Regulatory uncertainty

But one thing Gilkes can’t fathom as a result of Brexit is any change to the regulation that governs the sector. REACH is the largest piece of legislation to come out of the EU, running to more than 600 pages. It’s one of the best examples of the importance of having a common rulebook to ensure continued smooth access to the EU.

“Setting up an alternative REACH regime means that all these raw materials that have been classified and we’re allowed to sell in the UK – we’d have to all start again. The thought of that is worrying everyone in the chemical supply chain,” he explains.

“Are we going to have to reapply through an EU subsidiary? Nobody really knows,” adds Prior. “But the cost of registering a single product under REACH is significant. We’re talking tens if not hundreds of thousands of pounds.”

Cornelius Group already has a subsidiary in Poland, which could prove helpful in this situation – and Prior is aware of several other firms who have set up small subsidiaries, mostly in Ireland, to do the same.

Complex supply chains: the knock-on effect

But he also points to the chemical industry being at the heart of complex supply chains – a chemical made in the UK often has to go to the EU for a particular process before coming back again, and the back and forth can continue before it ends up at the manufacturer. It’s another reason why both REACH and smooth border crossings are so important.

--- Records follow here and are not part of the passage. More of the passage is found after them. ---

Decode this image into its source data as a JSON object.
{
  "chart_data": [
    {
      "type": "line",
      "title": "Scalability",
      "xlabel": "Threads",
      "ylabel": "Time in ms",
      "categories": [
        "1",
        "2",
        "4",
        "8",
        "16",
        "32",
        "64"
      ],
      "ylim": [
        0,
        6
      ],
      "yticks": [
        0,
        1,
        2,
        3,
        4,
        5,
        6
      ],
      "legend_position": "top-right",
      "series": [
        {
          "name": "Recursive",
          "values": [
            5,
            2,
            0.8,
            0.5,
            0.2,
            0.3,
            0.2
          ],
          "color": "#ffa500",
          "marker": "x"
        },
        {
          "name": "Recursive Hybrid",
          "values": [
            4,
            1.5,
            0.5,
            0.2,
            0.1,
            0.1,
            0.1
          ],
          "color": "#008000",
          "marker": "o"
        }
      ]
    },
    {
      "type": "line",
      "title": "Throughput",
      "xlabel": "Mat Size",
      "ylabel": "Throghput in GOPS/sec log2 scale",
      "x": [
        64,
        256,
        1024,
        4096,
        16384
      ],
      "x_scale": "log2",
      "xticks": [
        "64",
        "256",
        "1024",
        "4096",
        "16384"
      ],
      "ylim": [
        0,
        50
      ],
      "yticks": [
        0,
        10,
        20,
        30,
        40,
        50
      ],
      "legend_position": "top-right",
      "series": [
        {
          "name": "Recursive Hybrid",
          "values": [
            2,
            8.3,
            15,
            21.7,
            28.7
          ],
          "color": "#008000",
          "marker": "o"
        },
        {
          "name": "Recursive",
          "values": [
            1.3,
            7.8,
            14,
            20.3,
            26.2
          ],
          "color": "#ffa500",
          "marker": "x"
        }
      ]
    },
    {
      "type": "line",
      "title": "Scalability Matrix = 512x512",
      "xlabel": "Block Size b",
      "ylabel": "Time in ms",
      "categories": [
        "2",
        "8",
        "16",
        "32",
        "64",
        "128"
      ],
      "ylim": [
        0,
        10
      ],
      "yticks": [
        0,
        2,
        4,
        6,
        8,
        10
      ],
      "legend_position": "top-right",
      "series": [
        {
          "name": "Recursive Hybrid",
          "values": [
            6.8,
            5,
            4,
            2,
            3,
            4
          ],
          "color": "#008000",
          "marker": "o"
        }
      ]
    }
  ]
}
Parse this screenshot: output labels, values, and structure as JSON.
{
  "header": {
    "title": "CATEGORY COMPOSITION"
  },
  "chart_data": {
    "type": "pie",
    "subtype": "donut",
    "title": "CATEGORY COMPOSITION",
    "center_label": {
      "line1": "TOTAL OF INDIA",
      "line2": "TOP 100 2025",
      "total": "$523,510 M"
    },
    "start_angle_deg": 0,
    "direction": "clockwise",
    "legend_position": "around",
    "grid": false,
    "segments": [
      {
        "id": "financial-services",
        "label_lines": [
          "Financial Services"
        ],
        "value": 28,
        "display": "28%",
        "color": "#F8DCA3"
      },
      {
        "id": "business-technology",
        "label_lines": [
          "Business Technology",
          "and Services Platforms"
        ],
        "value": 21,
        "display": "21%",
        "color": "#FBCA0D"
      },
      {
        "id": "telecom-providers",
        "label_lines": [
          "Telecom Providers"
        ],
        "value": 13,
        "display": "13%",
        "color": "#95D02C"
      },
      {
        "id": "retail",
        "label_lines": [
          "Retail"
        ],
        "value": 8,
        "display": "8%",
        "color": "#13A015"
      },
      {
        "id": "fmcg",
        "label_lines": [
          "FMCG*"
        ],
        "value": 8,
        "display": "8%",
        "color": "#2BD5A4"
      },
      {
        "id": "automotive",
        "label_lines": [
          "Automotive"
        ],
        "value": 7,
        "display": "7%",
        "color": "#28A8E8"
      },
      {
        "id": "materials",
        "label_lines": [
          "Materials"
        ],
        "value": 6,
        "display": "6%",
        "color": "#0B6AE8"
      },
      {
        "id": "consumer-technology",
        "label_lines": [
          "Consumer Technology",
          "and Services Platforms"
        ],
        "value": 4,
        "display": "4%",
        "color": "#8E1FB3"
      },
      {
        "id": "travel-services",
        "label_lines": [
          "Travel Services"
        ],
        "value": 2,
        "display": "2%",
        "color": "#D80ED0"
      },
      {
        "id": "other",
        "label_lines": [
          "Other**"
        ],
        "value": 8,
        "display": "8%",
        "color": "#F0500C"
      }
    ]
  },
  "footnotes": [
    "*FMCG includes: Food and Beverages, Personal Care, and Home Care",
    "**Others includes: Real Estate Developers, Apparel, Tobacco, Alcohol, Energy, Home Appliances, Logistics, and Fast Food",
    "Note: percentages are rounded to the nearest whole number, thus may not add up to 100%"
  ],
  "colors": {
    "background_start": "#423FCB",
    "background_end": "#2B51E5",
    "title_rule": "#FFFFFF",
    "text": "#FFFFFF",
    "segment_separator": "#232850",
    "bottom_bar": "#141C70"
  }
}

“If you're buying into a just-in-time kind of environment, then that’s going to cause the aerospace or the automotive industry untold headaches unless they can sort out how we get things across borders as we do now with speed,” he explains.

And because supply chains have been designed to be so quick, he worries that if any sector suffers a downturn because of Brexit, chemical businesses would “see the downstream effect quite quickly”.

Stort’s Gilkes agrees. The company has just enjoyed one of the best years in its history. “Brexit hasn’t had an impact yet, but if we do fall off a cliff come the end of March, things could very wrong pretty quickly.”

The impact for European suppliers

“The fact of the matter is the EU actually needs products that the UK makes and the UK needs products that the EU makes because we don’t all make the same things,” says Prior. 

Stort is sole UK distributor for several European chemical companies – and Gilkes is confident they will want to continue to import into the UK. But stockpiling, cash flow pressures and any economic hit to manufacturers will affect those businesses too.

“The reality for them is going to start to bite come next year, if business starts to wane in one of their top 10 markets,” he warns.